Brent crude (LCOc1) was trading down $2.68, or 9.3%, at $26.05 a barrel after dropping as low as $26.65, weakest since late 2003.
U.S. crude (CLc1) was down $4, or 15%, at $22.95 a barrel by 11:08 EDT (15:08 GMT). The session low was the lowest since March 2002.
The last time oil traded at these levels, China had just begun its rise as a global economic superpower, which later propelled world oil consumption to record highs.
Both contracts were on track for a quarterly decline of about 60%, sharpest since at least the 1980s, Goldman Sachs said in a report Wednesday.
U.S. crude fell even after weekly U.S. data showed notable declines in gasoline and diesel inventories. Crude stocks rose by 2 million barrels, while gasoline and distillate inventories fell by 6.2 million and 2.9 million barrels, respectively.
Other investment banks and consultancies have also been slashing demand forecasts.
Rystad Energy projects a year-on-year decline in demand of 2.8 million bpd, or 2.8%, this year.
“To put the number into context, last week we projected a decrease of just 600,000 barrels,” Rystad said.
In addition to imposing social restrictions not seen since World War Two, the world’s richest nations prepared to unleash trillions of dollars of spending to reduce the fallout from the coronavirus.
The impact on demand is starting to show in official statistics, with Japan’s trade bureau saying crude imports into the world’s third-biggest economy in February were down 9% from a year earlier.
Virgin Australia became the latest airline to shut its international network with the suspension of all overseas flights, while Australian Prime Minister Scott Morrison warned that the situation could last six months or more.
Iraq’s oil minister pleaded for an emergency meeting between members of the Organization of the Petroleum Exporting Countries (OPEC) and non-OPEC producers to discuss immediate action to support the market.
A price war between OPEC leader Saudi Arabia and Russia has increased pressure on the market.
The Kremlin said that Russia would like to see the oil price higher.
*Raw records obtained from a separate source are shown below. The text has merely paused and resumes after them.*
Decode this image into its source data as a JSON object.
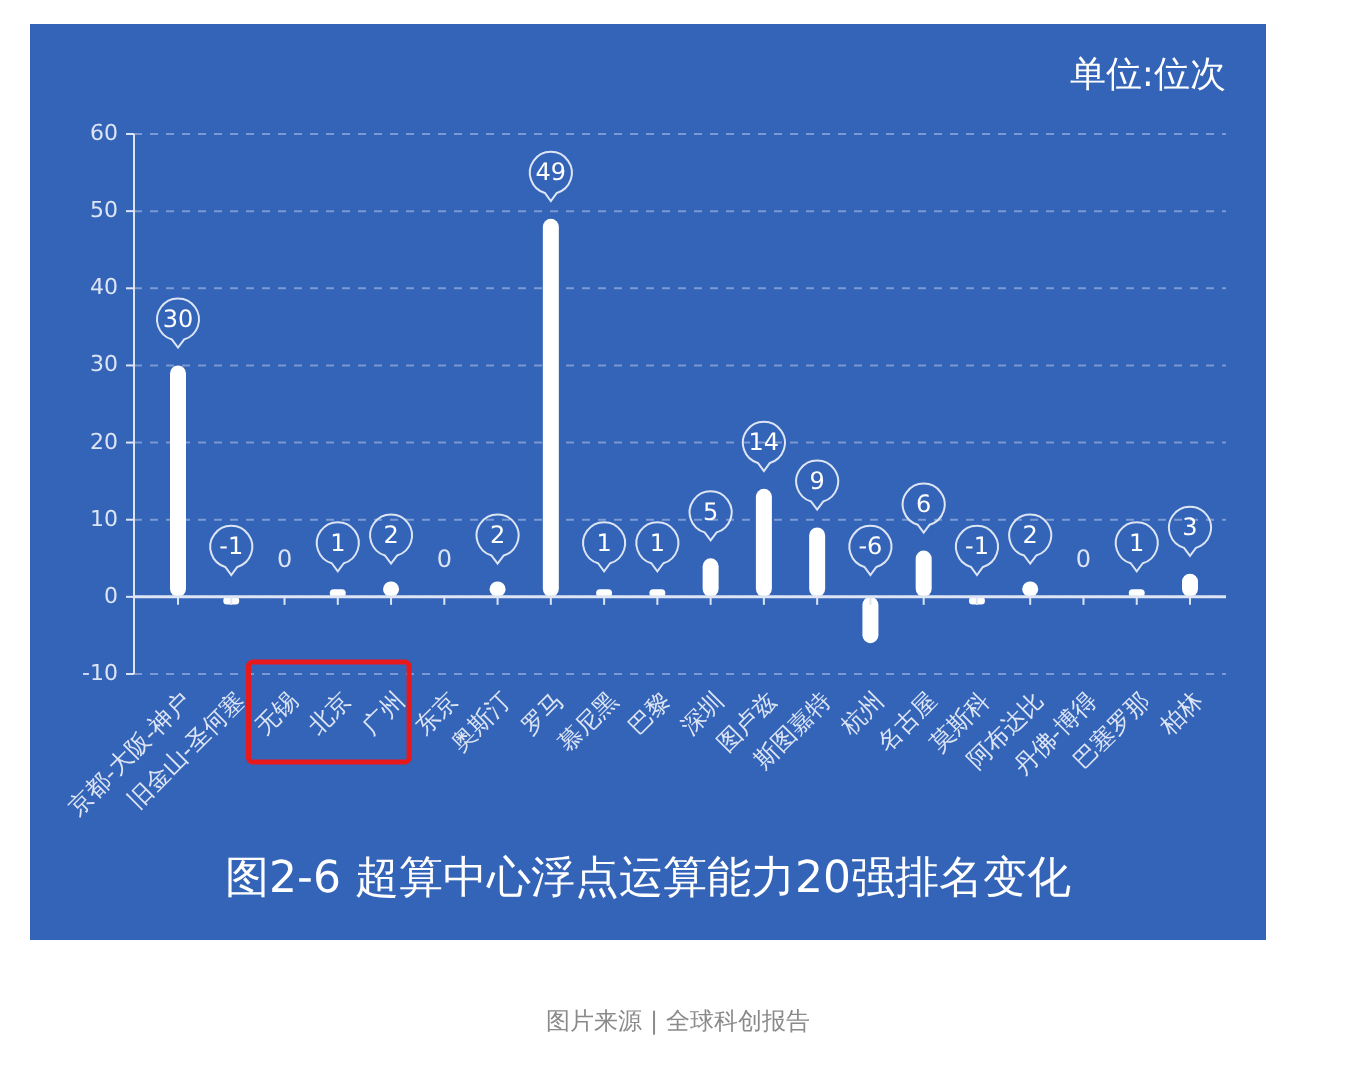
{
  "chart_data": {
    "type": "bar",
    "title": "图2-6 超算中心浮点运算能力20强排名变化",
    "ylabel": "单位:位次",
    "annotations": [
      "图片来源 | 全球科创报告"
    ],
    "categories": [
      "京都-大阪-神户",
      "旧金山-圣何塞",
      "无锡",
      "北京",
      "广州",
      "东京",
      "奥斯汀",
      "罗马",
      "慕尼黑",
      "巴黎",
      "深圳",
      "图卢兹",
      "斯图嘉特",
      "杭州",
      "名古屋",
      "莫斯科",
      "阿布达比",
      "丹佛-博得",
      "巴塞罗那",
      "柏林"
    ],
    "values": [
      30,
      -1,
      0,
      1,
      2,
      0,
      2,
      49,
      1,
      1,
      5,
      14,
      9,
      -6,
      6,
      -1,
      2,
      0,
      1,
      3
    ],
    "color": "#ffffff",
    "ylim": [
      -10,
      60
    ],
    "yticks": [
      -10,
      0,
      10,
      20,
      30,
      40,
      50,
      60
    ],
    "grid": "y",
    "data_labels": true
  }
}
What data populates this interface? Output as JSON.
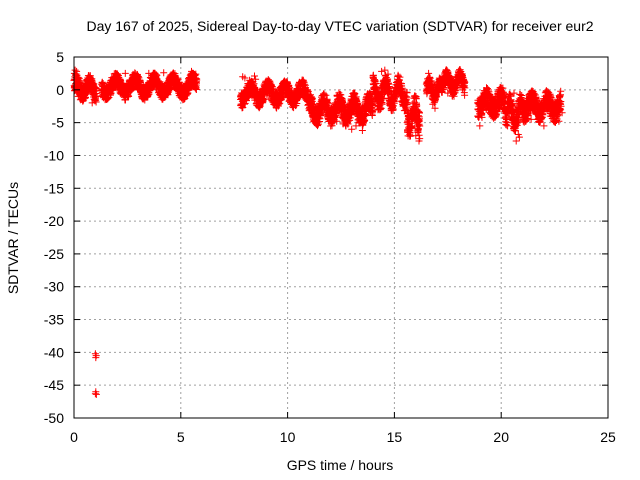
{
  "chart_data": {
    "type": "scatter",
    "title": "Day 167 of 2025, Sidereal Day-to-day VTEC variation (SDTVAR) for receiver eur2",
    "xlabel": "GPS time / hours",
    "ylabel": "SDTVAR / TECUs",
    "xlim": [
      0,
      25
    ],
    "ylim": [
      -50,
      5
    ],
    "xticks": [
      0,
      5,
      10,
      15,
      20,
      25
    ],
    "yticks": [
      5,
      0,
      -5,
      -10,
      -15,
      -20,
      -25,
      -30,
      -35,
      -40,
      -45,
      -50
    ],
    "xtick_labels": [
      "0",
      "5",
      "10",
      "15",
      "20",
      "25"
    ],
    "ytick_labels": [
      "5",
      "0",
      "-5",
      "-10",
      "-15",
      "-20",
      "-25",
      "-30",
      "-35",
      "-40",
      "-45",
      "-50"
    ],
    "grid": true,
    "marker": "+",
    "colors": {
      "series": "#ff0000",
      "axes": "#000000",
      "grid": "#a0a0a0"
    },
    "series": [
      {
        "name": "SDTVAR",
        "segments": [
          {
            "x_start": 0.0,
            "x_end": 1.05,
            "center": 0.3,
            "spread": 2.4,
            "amp": 1.0,
            "period": 0.6
          },
          {
            "x_start": 1.3,
            "x_end": 5.75,
            "center": 0.5,
            "spread": 2.2,
            "amp": 1.0,
            "period": 0.9
          },
          {
            "x_start": 7.8,
            "x_end": 11.0,
            "center": -0.6,
            "spread": 2.4,
            "amp": 1.0,
            "period": 0.8
          },
          {
            "x_start": 11.0,
            "x_end": 14.0,
            "center": -3.0,
            "spread": 2.8,
            "amp": 1.2,
            "period": 0.7
          },
          {
            "x_start": 14.0,
            "x_end": 15.6,
            "center": -0.5,
            "spread": 2.6,
            "amp": 1.5,
            "period": 0.6
          },
          {
            "x_start": 15.6,
            "x_end": 16.2,
            "center": -4.0,
            "spread": 4.0,
            "amp": 1.5,
            "period": 0.5
          },
          {
            "x_start": 16.5,
            "x_end": 17.2,
            "center": 0.0,
            "spread": 2.0,
            "amp": 1.0,
            "period": 0.5
          },
          {
            "x_start": 17.2,
            "x_end": 18.3,
            "center": 1.0,
            "spread": 2.2,
            "amp": 1.0,
            "period": 0.6
          },
          {
            "x_start": 18.9,
            "x_end": 20.2,
            "center": -2.0,
            "spread": 3.0,
            "amp": 1.0,
            "period": 0.7
          },
          {
            "x_start": 20.2,
            "x_end": 21.0,
            "center": -3.5,
            "spread": 3.0,
            "amp": 1.5,
            "period": 0.5
          },
          {
            "x_start": 21.0,
            "x_end": 22.8,
            "center": -2.5,
            "spread": 3.0,
            "amp": 1.0,
            "period": 0.7
          }
        ],
        "points": [
          [
            0.02,
            2.5
          ],
          [
            0.05,
            3.0
          ],
          [
            0.08,
            2.2
          ],
          [
            0.1,
            1.5
          ],
          [
            0.12,
            2.8
          ],
          [
            0.15,
            -0.5
          ],
          [
            0.18,
            1.9
          ],
          [
            0.2,
            -1.0
          ],
          [
            0.25,
            0.8
          ],
          [
            0.3,
            -1.5
          ],
          [
            0.4,
            -0.8
          ],
          [
            0.55,
            0.2
          ],
          [
            0.7,
            1.0
          ],
          [
            0.85,
            -2.0
          ],
          [
            1.0,
            -1.2
          ],
          [
            1.0,
            -40.2
          ],
          [
            1.02,
            -40.8
          ],
          [
            1.04,
            -40.5
          ],
          [
            1.0,
            -46.3
          ],
          [
            1.02,
            -46.0
          ],
          [
            1.05,
            -46.4
          ],
          [
            2.4,
            2.5
          ],
          [
            3.5,
            2.5
          ],
          [
            4.2,
            2.6
          ],
          [
            5.5,
            2.8
          ],
          [
            5.7,
            2.4
          ],
          [
            7.9,
            2.0
          ],
          [
            8.0,
            1.8
          ],
          [
            7.85,
            -1.3
          ],
          [
            8.45,
            2.1
          ],
          [
            8.5,
            1.6
          ],
          [
            12.3,
            -4.8
          ],
          [
            12.6,
            -5.2
          ],
          [
            13.0,
            -6.0
          ],
          [
            13.2,
            -5.5
          ],
          [
            13.5,
            -6.2
          ],
          [
            14.4,
            2.8
          ],
          [
            14.55,
            3.0
          ],
          [
            14.7,
            2.4
          ],
          [
            15.35,
            -1.8
          ],
          [
            15.6,
            -5.0
          ],
          [
            15.8,
            -5.5
          ],
          [
            16.0,
            -7.0
          ],
          [
            16.15,
            -7.8
          ],
          [
            16.1,
            -6.5
          ],
          [
            16.9,
            -2.8
          ],
          [
            16.8,
            -2.2
          ],
          [
            16.6,
            2.5
          ],
          [
            17.3,
            1.5
          ],
          [
            17.5,
            -0.5
          ],
          [
            17.6,
            0.8
          ],
          [
            18.2,
            1.2
          ],
          [
            19.0,
            -5.5
          ],
          [
            19.1,
            -4.2
          ],
          [
            19.3,
            -3.0
          ],
          [
            19.2,
            -0.5
          ],
          [
            20.7,
            -7.8
          ],
          [
            20.8,
            -6.8
          ],
          [
            20.85,
            -7.2
          ],
          [
            20.3,
            -5.5
          ],
          [
            20.6,
            -0.5
          ],
          [
            21.4,
            -4.5
          ],
          [
            22.0,
            -5.5
          ],
          [
            22.3,
            -4.0
          ],
          [
            22.7,
            -4.8
          ],
          [
            22.8,
            -2.5
          ],
          [
            22.85,
            -3.5
          ]
        ]
      }
    ]
  }
}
Saudi Arabia’s energy ministry, however, said it had directed national oil company Aramco (SE:2222) to continue to supply crude oil at a record high 12.3 million bpd over the coming months.
“With the Saudis and Russians in a fierce battle for market share, it is difficult to see any quick resolution on this front,” ING said of Iraq’s request.
“That said, the only thing that will likely bring them back to the discussion table is even lower prices.”